Jack sat back as she rooted around in the formless suitcase she called a purse, then flopped a dog-eared bound copy of Senate Bill 693 on the table. As she launched into a detailed summary of its key features, a fleeting sense of unreality gripped him. Here he was, sitting across from the most intriguing woman he’d met in years, debating the pros and cons of government oversight of the health care industry over homemade noodles and Caesar salad.
There was something wrong with this picture, he thought wryly. Seriously wrong.
“The senator wants the specific facts and figures, Jack. He wants to show instances of flagrant abuse to support his—”
Her beeper sounded, cutting her off in midargument. She glanced at the digital readout and scrambled for her purse.
“It’s the headwaiter across the street. Grab your hat. Time to get back to work.”
He rose, reaching for both his hat and his wallet.
“No, no.” She waved his money away. “This is on the senator.”
“I don’t think so.” He dropped two twenties on the table. “I’m the one who worries about appearances, remember?”
“You can’t worry about them too much,” she tossed back with a quicksilver grin. “How many people do you see walking around town in a top hat?”
By necessity, they suspended their discussion of medical reform during the deluxe moonlight tour of Washington.
Angela proved an excellent tour guide. She was by turns cheerful and full of information when the couple in the back seat asked for it and discreetly quiet when they nestled in each other’s arms to peer out at the floodlit sights.
Smiling, she offered Jack a percentage of their clients’ generous tip. When he declined, she picked up the debate where they’d left off an hour ago.
Both her smile and her animated arguments faded when they picked up the Browser. Concave-chested and reeking of a noxious aftershave that barely disguised an equally noxious body odor, the man had more money than he did hair and, as Angela put it tersely, less personality than a crescent wrench.
The client’s face fell to the knees of his baggy pants when he spotted Jack. Pursing his mouth in disapproval, he climbed into the back of the limo and instructed Angela to take it slow around DuPont Circle. The tinted panel separating the passenger compartment from the front seat whirred up, thankfully shutting out most of his overpowering scent. Angela took care of the rest with a few strategic squirts from a can of air freshener she fished out of the dash compartment.

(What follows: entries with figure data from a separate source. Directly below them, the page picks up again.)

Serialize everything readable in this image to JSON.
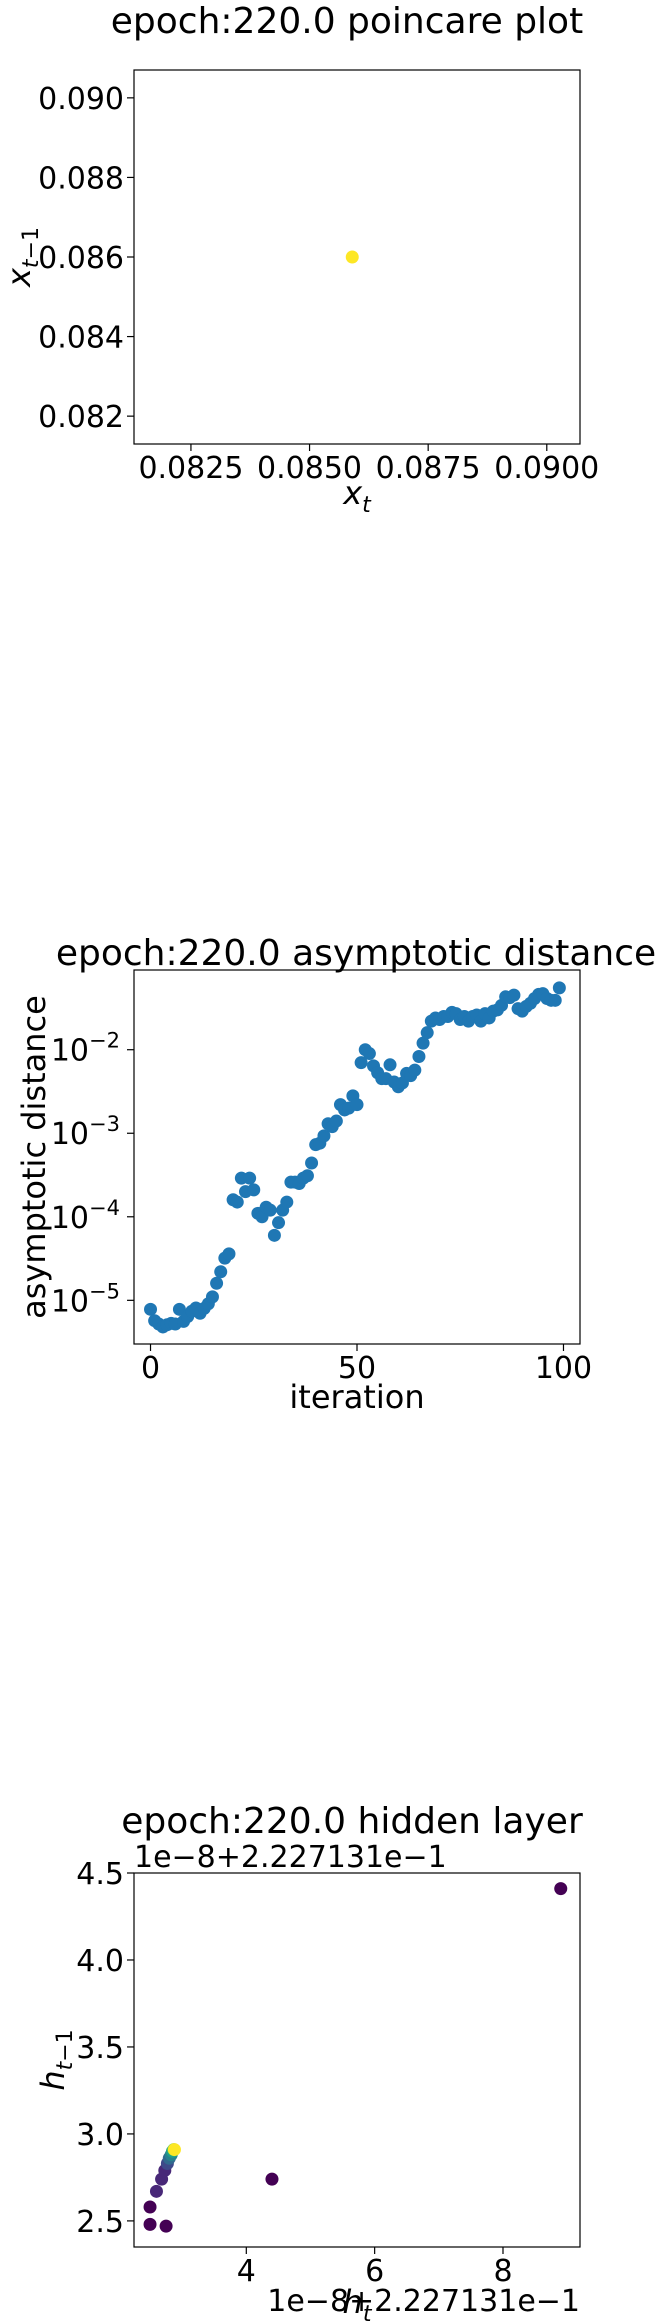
{
  "chart_data": [
    {
      "type": "scatter",
      "title": "epoch:220.0 poincare plot",
      "xlabel": "x_t",
      "ylabel": "x_{t-1}",
      "xlim": [
        0.0813,
        0.0907
      ],
      "ylim": [
        0.0813,
        0.0907
      ],
      "xticks": [
        "0.0825",
        "0.0850",
        "0.0875",
        "0.0900"
      ],
      "xtick_values": [
        0.0825,
        0.085,
        0.0875,
        0.09
      ],
      "yticks": [
        "0.082",
        "0.084",
        "0.086",
        "0.088",
        "0.090"
      ],
      "ytick_values": [
        0.082,
        0.084,
        0.086,
        0.088,
        0.09
      ],
      "color": "#fde725",
      "points": [
        [
          0.0859,
          0.086
        ]
      ]
    },
    {
      "type": "scatter",
      "title": "epoch:220.0 asymptotic distance",
      "xlabel": "iteration",
      "ylabel": "asymptotic distance",
      "yscale": "log",
      "xlim": [
        -4,
        104
      ],
      "ylim": [
        3e-06,
        0.09
      ],
      "xticks": [
        "0",
        "50",
        "100"
      ],
      "xtick_values": [
        0,
        50,
        100
      ],
      "yticks": [
        "10",
        "10",
        "10",
        "10"
      ],
      "ytick_exponents": [
        "−5",
        "−4",
        "−3",
        "−2"
      ],
      "ytick_values": [
        1e-05,
        0.0001,
        0.001,
        0.01
      ],
      "color": "#1f77b4",
      "y": [
        7.8e-06,
        5.7e-06,
        5.2e-06,
        4.8e-06,
        5.1e-06,
        5.3e-06,
        5.2e-06,
        7.8e-06,
        5.6e-06,
        6.4e-06,
        7.4e-06,
        8.1e-06,
        7e-06,
        8e-06,
        9.1e-06,
        1.1e-05,
        1.6e-05,
        2.2e-05,
        3.2e-05,
        3.6e-05,
        0.00016,
        0.00015,
        0.00029,
        0.0002,
        0.00029,
        0.00021,
        0.00011,
        0.0001,
        0.00013,
        0.00012,
        6e-05,
        8.5e-05,
        0.00012,
        0.00015,
        0.00026,
        0.00026,
        0.00025,
        0.00029,
        0.00031,
        0.00044,
        0.00073,
        0.00076,
        0.00093,
        0.0013,
        0.0012,
        0.0014,
        0.0022,
        0.0019,
        0.002,
        0.0028,
        0.0022,
        0.007,
        0.01,
        0.009,
        0.0064,
        0.0053,
        0.0045,
        0.0045,
        0.0066,
        0.0041,
        0.0036,
        0.004,
        0.0052,
        0.0049,
        0.0057,
        0.0083,
        0.012,
        0.016,
        0.022,
        0.024,
        0.023,
        0.025,
        0.025,
        0.028,
        0.027,
        0.023,
        0.025,
        0.022,
        0.025,
        0.026,
        0.022,
        0.027,
        0.024,
        0.029,
        0.03,
        0.034,
        0.043,
        0.042,
        0.045,
        0.031,
        0.029,
        0.033,
        0.036,
        0.041,
        0.046,
        0.047,
        0.041,
        0.039,
        0.039,
        0.055
      ]
    },
    {
      "type": "scatter",
      "title": "epoch:220.0 hidden layer",
      "xlabel": "h_t",
      "ylabel": "h_{t-1}",
      "x_offset_label": "1e−8+2.227131e−1",
      "y_offset_label": "1e−8+2.227131e−1",
      "xlim": [
        2.25,
        9.2
      ],
      "ylim": [
        2.35,
        4.5
      ],
      "xticks": [
        "4",
        "6",
        "8"
      ],
      "xtick_values": [
        4,
        6,
        8
      ],
      "yticks": [
        "2.5",
        "3.0",
        "3.5",
        "4.0",
        "4.5"
      ],
      "ytick_values": [
        2.5,
        3.0,
        3.5,
        4.0,
        4.5
      ],
      "colormap": [
        "#440154",
        "#482878",
        "#3e4989",
        "#31688e",
        "#26828e",
        "#1f9e89",
        "#35b779",
        "#6ece58",
        "#b5de2b",
        "#fde725"
      ],
      "points": [
        [
          8.9,
          4.41
        ],
        [
          2.5,
          2.48
        ],
        [
          2.75,
          2.47
        ],
        [
          4.4,
          2.74
        ],
        [
          2.5,
          2.58
        ],
        [
          2.6,
          2.67
        ],
        [
          2.68,
          2.74
        ],
        [
          2.73,
          2.79
        ],
        [
          2.77,
          2.83
        ],
        [
          2.8,
          2.86
        ],
        [
          2.83,
          2.88
        ],
        [
          2.85,
          2.9
        ],
        [
          2.87,
          2.91
        ],
        [
          2.88,
          2.91
        ]
      ]
    }
  ]
}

“What’s he doing back there?” Jack asked as the limo crept around the small, handsome park where three of Washington’s main thoroughfares and half a dozen lesser streets converged.
“Browsing,” she replied succinctly.
Forehead furrowed, Jack surveyed the wedge-shaped buildings constructed on the slices of property between the busy streets leading into the circle. One or two of the buildings retained traces of their former days of glory, when DuPont Circle had been lined with residential mansions, but most had given way to restaurants, off-beat shops and specialty bookstores. Even at this late hour, the shops and restaurants were filled with the after-theater set.